A man who has refused to join the rest of the country in welcoming Ukrainian refugees has admitted that he is mainly worried they will learn the local languages before he does.

David Last has lived in Luxembourg since 2012 but has yet to make any real effort to learn Luxembourgish, let alone French or German.

According to sources, Last is content to communicate in English as well as a nonsensical but effective language he developed that is based on pointing, miming, and saying “uh-huh-yeah-yeah” to communicate yes.

On Wednesday, Last broached the topic of the exodus during a dinner with friends at a trendy Italian restaurant.

“It’s awful what’s happening in Ukraine, and by all means, we need to help,” he said, flipping through the menu and feeling panic upon realizing it was only in Italian and French. “But does Luxembourg really want to put out a red carpet?”
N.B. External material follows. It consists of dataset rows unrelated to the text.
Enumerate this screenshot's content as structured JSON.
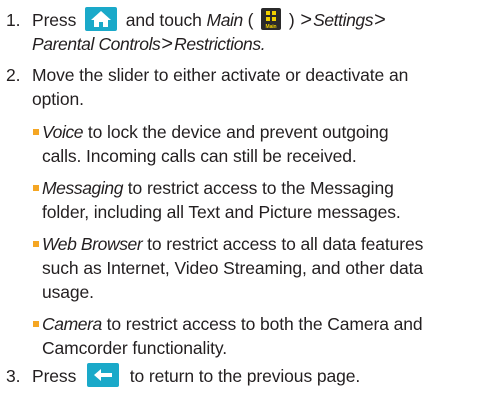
{
  "steps": [
    {
      "number": "1.",
      "text_press": "Press",
      "home_icon": "home-icon",
      "text_touch": "and touch",
      "main_label": "Main",
      "open_paren": "(",
      "main_icon": "main-menu-icon",
      "main_icon_label": "Main",
      "close_paren": ")",
      "path_sep": ">",
      "path_settings": "Settings",
      "path_parental": "Parental Controls",
      "path_restrictions": "Restrictions",
      "end": "."
    },
    {
      "number": "2.",
      "line1": "Move the slider to either activate or deactivate an",
      "line2": "option."
    },
    {
      "number": "3.",
      "text_press": "Press",
      "back_icon": "back-icon",
      "text_after": "to return to the previous page."
    }
  ],
  "bullets": [
    {
      "term": "Voice",
      "line1_rest": " to lock the device and prevent outgoing",
      "more_lines": [
        "calls. Incoming calls can still be received."
      ]
    },
    {
      "term": "Messaging",
      "line1_rest": " to restrict access to the Messaging",
      "more_lines": [
        "folder, including all Text and Picture messages."
      ]
    },
    {
      "term": "Web Browser",
      "line1_rest": " to restrict access to all data features",
      "more_lines": [
        "such as Internet, Video Streaming, and other data",
        "usage."
      ]
    },
    {
      "term": "Camera",
      "line1_rest": " to restrict access to both the Camera and",
      "more_lines": [
        "Camcorder functionality."
      ]
    }
  ],
  "colors": {
    "icon_blue": "#1aa9c9",
    "bullet_orange": "#f5a623",
    "main_icon_yellow": "#f0d000"
  }
}
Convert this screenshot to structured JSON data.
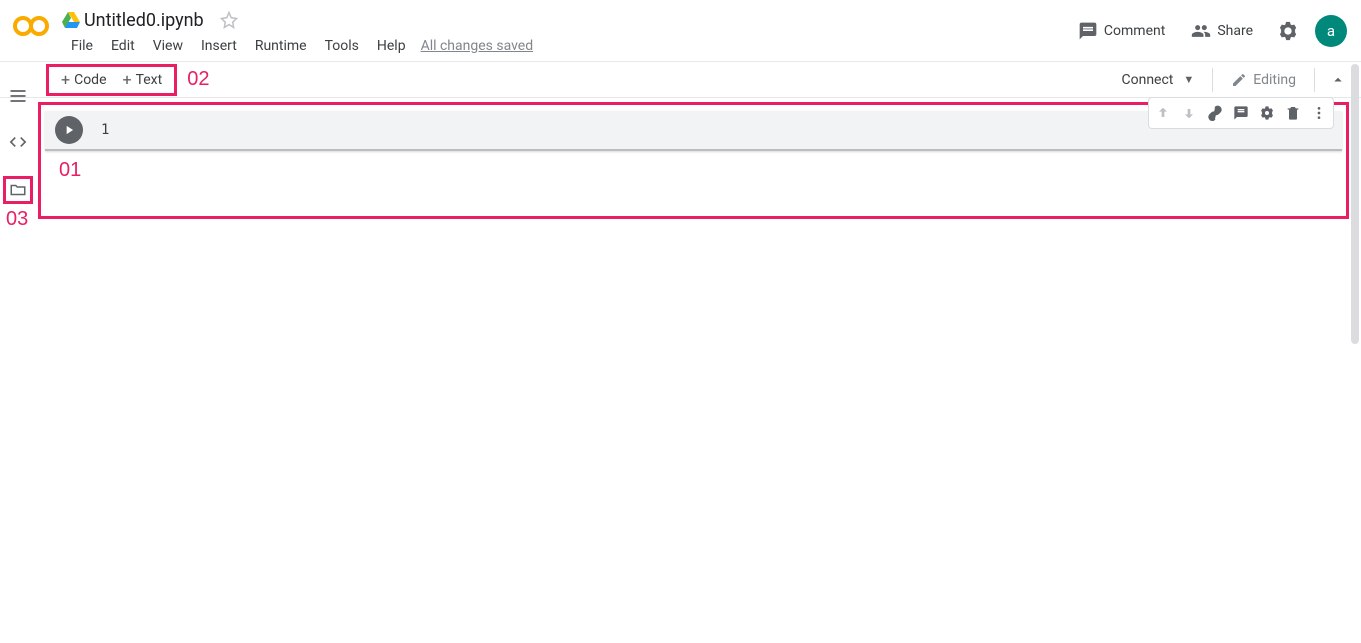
{
  "header": {
    "filename": "Untitled0.ipynb",
    "menu": [
      "File",
      "Edit",
      "View",
      "Insert",
      "Runtime",
      "Tools",
      "Help"
    ],
    "saved": "All changes saved",
    "comment": "Comment",
    "share": "Share",
    "avatar": "a"
  },
  "toolbar": {
    "code": "Code",
    "text": "Text",
    "connect": "Connect",
    "editing": "Editing"
  },
  "annotations": {
    "a01": "01",
    "a02": "02",
    "a03": "03"
  },
  "cell": {
    "line_no": "1"
  }
}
Sensing his remark was not taken well, he added. “I mean, housing is so expensive here. Imagine their shock the first time they see property listings.”
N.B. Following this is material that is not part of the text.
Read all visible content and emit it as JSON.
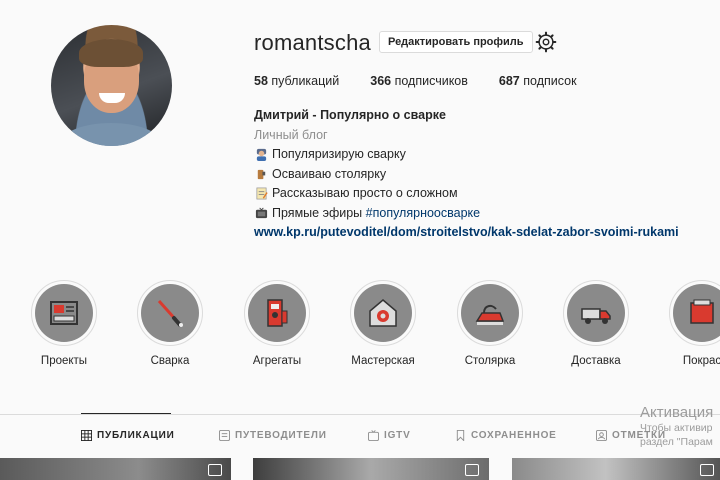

Last’s comments sparked a lively discussion, presumably about real estate, but he was unable to follow because the conversation veered into French and, after enough alcohol was consumed, Luxembourgish.

Later, after two more rounds of drinks, Last returned to the topic, saying, “but really, the refugees will have all the languages to learn, and it’s not easy, not at all, and what if, what if…”

“What if they learn them before me?” he added. “There, I said it.”

He then recounted the horror he felt upon overhearing a recently arrived Ukrainian attempt to speak Luxembourgish to a bus driver.

According to sources, the 35-year-old did register for a French course in 2014 but dropped out after realizing he was physically incapable of doing the lip thing. And, on at least three occasions, he asked his colleagues how to say something in German, “which at least shows some interest in integrating,” he said.